Updated: National dress now allowed at Russell Peters show after boycott threat
Incensed over dress code regulations that prohibit those wearing thobes and abayas from attending the upcoming Russell Peters comedy show, several locals are urging residents not to attend the event.
UPDATE | 5:38pm
The event’s organizers have now retracted their earlier remarks about those in national attire being banned from the event, calling the prohibition a “misprint.”
A statement on their Facebook page reads:
“Please note in regards to recent comments on social media. We wanted to clarify that NATIONAL DRESS IS ALLOWED to the Russell Peters Event. We apologise but it states on the terms and conditions in english that no national dress is allowed, this was a mis-print for a previous event and as noted is does not say so in Arabic.
Last night, the comedian himself weighed in on the issue, saying:
— Russell Peters (@therealrussellp)
Peters, a renowned Canadian comedian, makes his Doha debut on Oct. 20 at the Sheraton. He has a wide fan base here because his humor highlights racial, ethnic, class and cultural stereotypes.
The controversy began when Qatar residents began tweeting a picture of the stipulations listed on the back of the show’s tickets, which include rules about a dress code:
“Please respect the local rules and regulations.
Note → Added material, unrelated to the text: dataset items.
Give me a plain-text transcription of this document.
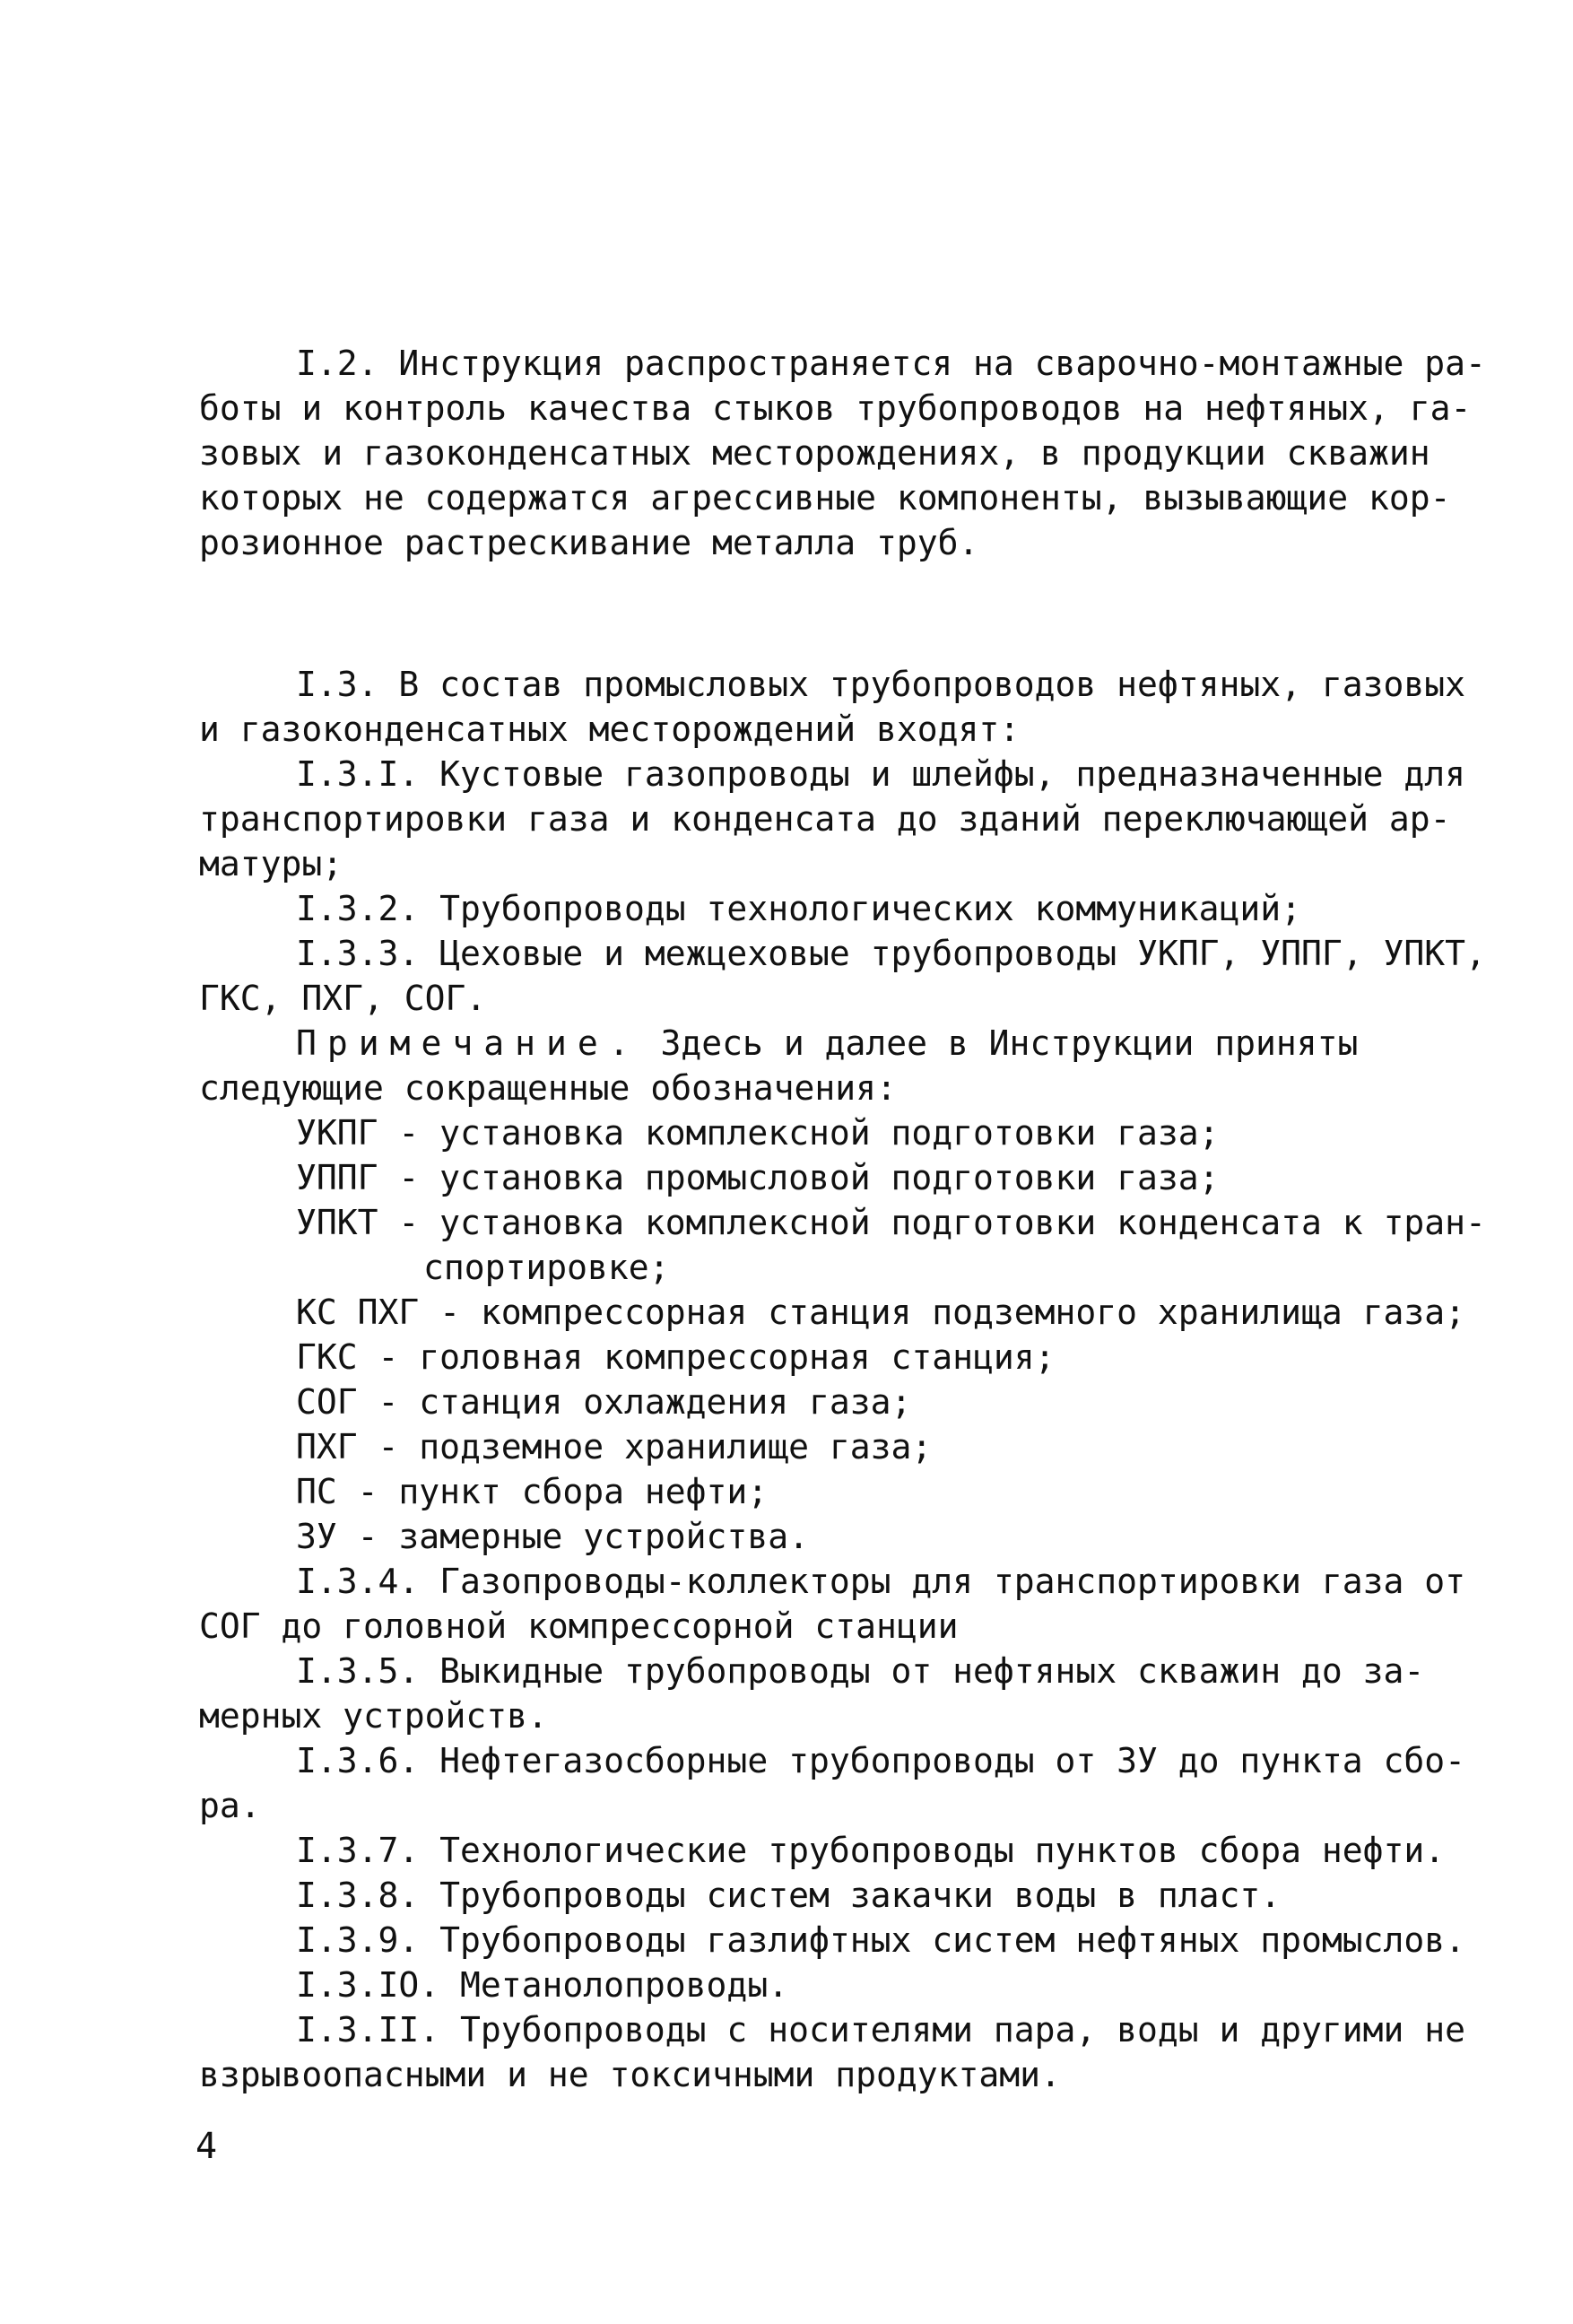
I.2. Инструкция распространяется на сварочно-монтажные ра-
боты и контроль качества стыков трубопроводов на нефтяных, га-
зовых и газоконденсатных месторождениях, в продукции скважин
которых не содержатся агрессивные компоненты, вызывающие кор-
розионное растрескивание металла труб.
I.3. В состав промысловых трубопроводов нефтяных, газовых
и газоконденсатных месторождений входят:
I.3.I. Кустовые газопроводы и шлейфы, предназначенные для
транспортировки газа и конденсата до зданий переключающей ар-
матуры;
I.3.2. Трубопроводы технологических коммуникаций;
I.3.3. Цеховые и межцеховые трубопроводы УКПГ, УППГ, УПКТ,
ГКС, ПХГ, СОГ.
Примечание. Здесь и далее в Инструкции приняты
следующие сокращенные обозначения:
УКПГ - установка комплексной подготовки газа;
УППГ - установка промысловой подготовки газа;
УПКТ - установка комплексной подготовки конденсата к тран-
спортировке;
КС ПХГ - компрессорная станция подземного хранилища газа;
ГКС - головная компрессорная станция;
СОГ - станция охлаждения газа;
ПХГ - подземное хранилище газа;
ПС - пункт сбора нефти;
ЗУ - замерные устройства.
I.3.4. Газопроводы-коллекторы для транспортировки газа от
СОГ до головной компрессорной станции
I.3.5. Выкидные трубопроводы от нефтяных скважин до за-
мерных устройств.
I.3.6. Нефтегазосборные трубопроводы от ЗУ до пункта сбо-
ра.
I.3.7. Технологические трубопроводы пунктов сбора нефти.
I.3.8. Трубопроводы систем закачки воды в пласт.
I.3.9. Трубопроводы газлифтных систем нефтяных промыслов.
I.3.IO. Метанолопроводы.
I.3.II. Трубопроводы с носителями пара, воды и другими не
взрывоопасными и не токсичными продуктами.
4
No headgear of any kind. No National Dress.”
Iconic Qatar, which is organizing the event, confirmed in a statement to Doha News that the regulation is in place because alcohol will be served at the show.
Drinking alcohol is prohibited in Islam, and many observant Muslims who don’t imbibe also prefer to not be around people who are drinking.
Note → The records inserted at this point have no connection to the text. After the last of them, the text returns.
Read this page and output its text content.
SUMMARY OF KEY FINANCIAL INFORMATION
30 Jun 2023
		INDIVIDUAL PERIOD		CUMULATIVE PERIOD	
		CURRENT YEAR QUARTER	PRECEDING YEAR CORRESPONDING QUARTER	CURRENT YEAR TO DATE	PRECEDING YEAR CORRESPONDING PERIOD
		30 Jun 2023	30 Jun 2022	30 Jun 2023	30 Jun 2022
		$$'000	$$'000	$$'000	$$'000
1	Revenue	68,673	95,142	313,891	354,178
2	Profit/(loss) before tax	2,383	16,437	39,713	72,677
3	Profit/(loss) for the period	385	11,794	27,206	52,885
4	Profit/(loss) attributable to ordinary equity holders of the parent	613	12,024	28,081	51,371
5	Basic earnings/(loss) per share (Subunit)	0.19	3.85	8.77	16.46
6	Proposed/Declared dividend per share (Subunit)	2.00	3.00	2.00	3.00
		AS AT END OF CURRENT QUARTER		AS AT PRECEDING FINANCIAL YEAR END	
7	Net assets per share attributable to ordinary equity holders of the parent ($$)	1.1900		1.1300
According to the statement, women wearing hijab but not abaya would still be allowed in the event.
“This is the same rule that applies to every establishment that serves alcohol in Qatar. We apologize for the confusion.”
Other comedy shows, including Laughter Factory, which will be held at the Raddison Blu next week, also typically prohibit those in national dress from attending due to the presence of alcohol.
Women in headscarves were also reportedly turned away from Tom Jones last month for the same reason:
— Mohammed Al-Jufairi (@Halawala)
But the dress code policy is often unevenly enforced, and adding to the confusion is the fact that Qatari women were allowed to attend the Chris Tucker show at the Sheraton earlier this year year.
This afternoon, the hashtag #أرفض_حفل_راسل_بيترز (Boycott Russell Peters) has been gaining traction, with residents complaining about being left out of the event in their own country.
الاحتجاج الحقيقي والأمثل هو استقباله بالمطار عند قدومه بلوحات يفهمها بلغته أنه غير مرحب به في بلدنا #أرفض_حفل_راسل_بيترز— عيد سعيد مبارك (@Atsss99)
(“The ideal form of protest would be to greet him in the airport with banners and signs in a language he can understand stating that he’s not welcome in our town.”)
Iconic Qatar said refunds would be available to those who wanted them, at the place where they purchased their tickets (either the Sheraton or Crepaway).
But Hamad Al-Amari, a Qatari comedian, said that was besides the point. Speaking to Doha News, he said:
“It’s not about the refund, it’s the principle. You’re promoting this event that is just going to happen once. Why is it very important for alcohol to be sold? (Russell Peters) is from this region, he’s a familiar face to us. He’s hilarious. I want to laugh.”